I love my Nintendo Switch—I’m a PC gamer first and foremost, but the hybrid console created this entirely new niche in my play habits and rekindled an appreciation for Nintendo games I hadn’t really felt since the GameCube/Game Boy Advance era. Sometimes though, I look at wee Paper Mario running across the screen, this sweet totem of my childhood, and think: “Damn, the company that made this ruined a guy’s life over 3DS piracy.”
Nintendo casting itself as the games industry’s own legal Terminator doesn’t seem to have impacted its fortunes—it’s enjoying one of the greatest hardware successes in its long history with the Switch—but these aggressive legal tactics may hurt the company in time, damaging its reputation in the name of questionable, difficult to quantify ends. Worse, it’s hurting videogames in general.
Bad for the Industry
I’m no fan of Palworld’s attempt at a survival game with Poké characteristics, but I find it hard to see Nintendo’s patent lawsuit as being anything but bad for competition and creativity in the industry. Warner Bros famously trademarked the nemesis system from its Mordor games and then sat on it, the system’s promised use in an upcoming Wonder Woman game having yet to materialize.
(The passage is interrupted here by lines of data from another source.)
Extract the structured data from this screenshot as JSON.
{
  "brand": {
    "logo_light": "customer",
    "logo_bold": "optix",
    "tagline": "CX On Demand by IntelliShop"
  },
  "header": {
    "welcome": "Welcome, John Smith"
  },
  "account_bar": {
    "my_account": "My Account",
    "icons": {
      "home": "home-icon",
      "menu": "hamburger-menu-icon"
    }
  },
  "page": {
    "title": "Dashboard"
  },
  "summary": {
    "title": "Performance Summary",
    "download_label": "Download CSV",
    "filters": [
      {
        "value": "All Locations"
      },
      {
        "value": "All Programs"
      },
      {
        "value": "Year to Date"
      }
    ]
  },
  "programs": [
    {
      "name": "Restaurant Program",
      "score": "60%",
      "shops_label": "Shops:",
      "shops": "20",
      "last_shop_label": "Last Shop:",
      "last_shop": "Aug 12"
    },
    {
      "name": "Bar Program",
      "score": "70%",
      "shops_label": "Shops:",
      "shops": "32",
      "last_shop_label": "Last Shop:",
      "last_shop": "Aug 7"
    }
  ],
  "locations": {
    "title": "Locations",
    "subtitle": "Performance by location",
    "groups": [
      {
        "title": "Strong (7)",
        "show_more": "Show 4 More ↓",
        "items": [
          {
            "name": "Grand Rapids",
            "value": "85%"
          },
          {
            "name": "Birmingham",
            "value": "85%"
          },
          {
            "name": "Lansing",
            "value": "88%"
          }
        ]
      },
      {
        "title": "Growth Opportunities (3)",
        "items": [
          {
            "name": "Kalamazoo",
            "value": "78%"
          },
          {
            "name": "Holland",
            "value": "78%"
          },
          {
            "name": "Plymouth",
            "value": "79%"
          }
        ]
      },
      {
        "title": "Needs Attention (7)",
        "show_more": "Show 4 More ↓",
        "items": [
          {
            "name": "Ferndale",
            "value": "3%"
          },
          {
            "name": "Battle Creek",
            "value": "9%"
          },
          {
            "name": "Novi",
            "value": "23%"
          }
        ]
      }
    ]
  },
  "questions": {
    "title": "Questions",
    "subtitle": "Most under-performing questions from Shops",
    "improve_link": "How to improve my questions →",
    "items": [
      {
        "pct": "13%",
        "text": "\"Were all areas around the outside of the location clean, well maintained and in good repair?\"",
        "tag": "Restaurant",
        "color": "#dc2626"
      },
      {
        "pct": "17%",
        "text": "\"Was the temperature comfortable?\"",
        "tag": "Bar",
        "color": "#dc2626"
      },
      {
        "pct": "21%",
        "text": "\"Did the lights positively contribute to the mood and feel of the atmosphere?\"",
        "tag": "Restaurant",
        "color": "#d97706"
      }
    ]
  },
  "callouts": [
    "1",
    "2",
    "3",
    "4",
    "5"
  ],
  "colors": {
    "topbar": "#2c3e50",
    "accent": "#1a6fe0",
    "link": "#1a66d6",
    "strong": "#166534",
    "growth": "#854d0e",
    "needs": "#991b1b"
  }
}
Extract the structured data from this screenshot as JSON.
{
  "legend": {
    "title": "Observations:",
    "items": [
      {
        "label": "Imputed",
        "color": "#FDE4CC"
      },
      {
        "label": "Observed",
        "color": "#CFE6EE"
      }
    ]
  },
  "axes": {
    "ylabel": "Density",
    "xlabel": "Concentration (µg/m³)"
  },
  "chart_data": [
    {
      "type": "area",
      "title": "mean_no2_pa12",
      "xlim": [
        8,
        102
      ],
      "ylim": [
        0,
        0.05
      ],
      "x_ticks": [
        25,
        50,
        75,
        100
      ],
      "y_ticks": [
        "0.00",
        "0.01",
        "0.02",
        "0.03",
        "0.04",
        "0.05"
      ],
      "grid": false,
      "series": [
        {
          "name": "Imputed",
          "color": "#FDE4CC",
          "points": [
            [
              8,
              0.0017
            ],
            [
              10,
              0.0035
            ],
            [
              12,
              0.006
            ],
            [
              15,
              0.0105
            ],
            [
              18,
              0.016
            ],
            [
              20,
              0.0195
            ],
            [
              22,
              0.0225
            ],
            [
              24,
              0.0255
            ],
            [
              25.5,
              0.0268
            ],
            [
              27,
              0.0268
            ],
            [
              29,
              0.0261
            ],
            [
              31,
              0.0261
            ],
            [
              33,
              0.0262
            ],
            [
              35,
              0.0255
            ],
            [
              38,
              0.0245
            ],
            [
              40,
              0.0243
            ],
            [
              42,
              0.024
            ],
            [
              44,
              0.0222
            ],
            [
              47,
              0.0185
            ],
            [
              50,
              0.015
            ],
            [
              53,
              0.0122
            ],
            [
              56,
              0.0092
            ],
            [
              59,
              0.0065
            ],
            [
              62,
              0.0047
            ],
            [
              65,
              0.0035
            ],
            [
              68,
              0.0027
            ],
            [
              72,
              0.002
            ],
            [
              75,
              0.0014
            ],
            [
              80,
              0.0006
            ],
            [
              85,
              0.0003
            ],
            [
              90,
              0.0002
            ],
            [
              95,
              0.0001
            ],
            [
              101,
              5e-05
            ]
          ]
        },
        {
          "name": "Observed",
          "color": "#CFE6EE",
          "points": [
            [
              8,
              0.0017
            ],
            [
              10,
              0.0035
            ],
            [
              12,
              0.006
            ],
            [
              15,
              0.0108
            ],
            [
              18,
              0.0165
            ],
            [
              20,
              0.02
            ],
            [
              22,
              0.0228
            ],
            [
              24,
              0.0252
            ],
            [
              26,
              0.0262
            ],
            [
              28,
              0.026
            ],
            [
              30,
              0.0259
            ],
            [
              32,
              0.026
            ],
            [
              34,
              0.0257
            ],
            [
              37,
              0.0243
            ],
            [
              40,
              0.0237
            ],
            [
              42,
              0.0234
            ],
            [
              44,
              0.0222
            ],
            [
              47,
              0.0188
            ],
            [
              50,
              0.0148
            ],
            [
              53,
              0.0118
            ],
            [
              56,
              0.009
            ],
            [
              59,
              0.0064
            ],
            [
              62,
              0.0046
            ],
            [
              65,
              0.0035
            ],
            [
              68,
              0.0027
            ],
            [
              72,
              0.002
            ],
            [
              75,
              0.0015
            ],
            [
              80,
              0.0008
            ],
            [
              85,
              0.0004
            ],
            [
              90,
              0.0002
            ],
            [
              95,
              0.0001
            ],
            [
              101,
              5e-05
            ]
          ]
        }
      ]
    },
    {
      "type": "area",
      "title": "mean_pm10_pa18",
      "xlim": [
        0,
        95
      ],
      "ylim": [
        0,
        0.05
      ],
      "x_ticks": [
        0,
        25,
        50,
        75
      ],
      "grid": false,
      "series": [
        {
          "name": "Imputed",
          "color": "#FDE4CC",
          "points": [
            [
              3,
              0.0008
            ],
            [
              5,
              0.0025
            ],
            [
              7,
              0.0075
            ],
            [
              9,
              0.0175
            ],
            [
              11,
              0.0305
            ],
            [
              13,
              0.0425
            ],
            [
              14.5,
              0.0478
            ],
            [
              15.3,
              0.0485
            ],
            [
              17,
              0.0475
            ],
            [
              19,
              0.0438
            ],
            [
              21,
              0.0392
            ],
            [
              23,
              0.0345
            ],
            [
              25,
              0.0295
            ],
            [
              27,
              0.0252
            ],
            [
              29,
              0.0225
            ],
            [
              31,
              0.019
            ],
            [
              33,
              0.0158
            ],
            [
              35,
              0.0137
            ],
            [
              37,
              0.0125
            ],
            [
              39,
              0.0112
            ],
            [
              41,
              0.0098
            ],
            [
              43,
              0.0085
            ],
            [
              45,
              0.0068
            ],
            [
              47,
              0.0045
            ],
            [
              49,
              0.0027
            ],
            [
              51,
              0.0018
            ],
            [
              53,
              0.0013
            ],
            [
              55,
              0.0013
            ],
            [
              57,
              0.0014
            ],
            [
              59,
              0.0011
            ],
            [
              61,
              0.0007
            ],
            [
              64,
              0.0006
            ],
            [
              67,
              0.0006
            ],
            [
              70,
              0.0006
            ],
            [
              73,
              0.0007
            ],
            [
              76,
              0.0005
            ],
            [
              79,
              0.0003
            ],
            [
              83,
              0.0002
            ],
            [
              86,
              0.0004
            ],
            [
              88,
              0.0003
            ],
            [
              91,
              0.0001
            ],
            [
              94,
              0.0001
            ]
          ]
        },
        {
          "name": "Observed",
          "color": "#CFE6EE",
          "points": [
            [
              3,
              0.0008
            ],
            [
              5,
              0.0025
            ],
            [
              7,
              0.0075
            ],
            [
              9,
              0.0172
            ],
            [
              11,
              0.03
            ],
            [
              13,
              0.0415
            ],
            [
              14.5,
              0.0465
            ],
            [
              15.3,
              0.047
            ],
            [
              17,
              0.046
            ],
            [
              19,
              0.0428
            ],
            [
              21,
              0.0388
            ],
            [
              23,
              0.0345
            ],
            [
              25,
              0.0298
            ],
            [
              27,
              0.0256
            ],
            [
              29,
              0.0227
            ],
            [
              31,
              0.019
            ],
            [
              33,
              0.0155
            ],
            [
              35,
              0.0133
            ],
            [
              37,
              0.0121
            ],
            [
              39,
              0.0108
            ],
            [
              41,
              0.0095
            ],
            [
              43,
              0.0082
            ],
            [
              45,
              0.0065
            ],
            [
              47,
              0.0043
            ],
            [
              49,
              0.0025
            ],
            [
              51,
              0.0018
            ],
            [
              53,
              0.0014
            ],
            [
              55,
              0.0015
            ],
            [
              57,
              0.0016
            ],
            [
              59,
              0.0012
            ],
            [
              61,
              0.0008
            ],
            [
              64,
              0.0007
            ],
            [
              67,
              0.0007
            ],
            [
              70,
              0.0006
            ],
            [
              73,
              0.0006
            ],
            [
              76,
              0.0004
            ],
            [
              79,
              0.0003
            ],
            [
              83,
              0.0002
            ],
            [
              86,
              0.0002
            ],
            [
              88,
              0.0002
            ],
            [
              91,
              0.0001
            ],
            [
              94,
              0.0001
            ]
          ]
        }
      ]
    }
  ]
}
God forbid an independent developer attempt something similar.
In a medium built on imitation and iteration—FPSes were once called “Doom clones”—a high-profile legal effort to punish that behavior strikes me as short-sighted, and bad for gamers. What if Nintendo had patented Wario Land’s level escape mechanic, and brought it to bear against Pizza Tower, which refined and expanded the concept? Palworld is clearly derivative, maybe even to the point of being tasteless, but in making an example of it, Nintendo’s actions may scare off other, worthier games in the future.
We recently saw a helpful example of the knock-on effect videogame publishers’ litigiousness can have on our gaming lives: Modder iArtoriasUA removed their popular PlayStation Network log in-removing hack from the God of War Ragnarök Nexus, entirely in anticipation of legal action from Sony. Similarly, artists and fan game makers have learned to dread achieving the amount of attention and publicity that could draw Nintendo’s eye.
Bad for Nintendo
Burnishing the reputation of ‘Nintendo, the life-ruining legal entity’ inherently comes at the cost of ‘Nintendo, the lovable toymaker.’
An analysis of Nintendo’s history of IP lawsuits shows a pattern of absurd, overwhelming force brought to bear against smaller actors: The ugly case of Gary Bowser—sent to prison and now working off a $14.5 million debt while experiencing chronic pain from the effects of elephantiasis, all over the sale of piracy-enabling 3DS hardware—or mass copyright-striking YouTubers over soundtrack music. But even in the case of direct piracy like Bowser engaged in, has the company’s bottom line really benefited from going after marginal players with such aggression? How much of Nintendo’s estimated $65 billion market cap can seriously be attributed to its legendary litigiousness?
Palworld is even less of a direct threat to Nintendo’s interests than pirates, a surprisingly successful imitator that the company seems compelled to punish solely to save face. The whole “Pokémon with guns” reputation and use of Pokéball-like “Pal Spheres” (potentially the crux of Nintendo’s patent case) read as parody to me, an impish skewering of the globally-recognized Pokémon brand, and far from an existential threat to Nintendo’s precious IP. Further, Palworld occupies a genre and audience (survival crafting on PC) Nintendo has never seemed particularly interested in.
The timing is particularly baffling: Nintendo did not strike when the iron was hot and everyone was talking about Palworld and Pokémon, and at this late date, why bother? The greatest heights of Palworld’s success were clearly driven by the memetic catchiness of its Pokémon parody, now it’s just another survival crafting game with a stable enough core community—see also Valheim or Sons of the Forest. Palword has faded into the background, a brief curiosity overshadowed by 2024’s far more enduring megahit, Helldivers 2. Just in time for everyone to have largely forgotten about Palworld and moved on, Nintendo has swooped in to announce: “In case you’ve forgotten, they’re the little guy, and we are huge, awful bullies.”
Palworld was never a threat to Nintendo’s profits or market share, but the publisher is bringing the hammer down regardless, seemingly compelled to remind us of its insecurity as an industry-leading, globally recognized company, an insecurity that runs so deep it just can’t help itself from calling in all the artillery it can muster on a largely unrelated, not-even-rival.
Burnishing the reputation of “Nintendo, the life-ruining legal entity” inherently comes at the cost of “Nintendo, the lovable toymaker.” It’s a tension that I think will one day affect the company’s bottom line: I’m certainly considering disengaging from Nintendo products, even as rumors fly about the upcoming Switch 2. And even if its profits are secure for now, it’s hurting fans, game developers, and gaming in general, which can’t be good for anyone, Nintendo included.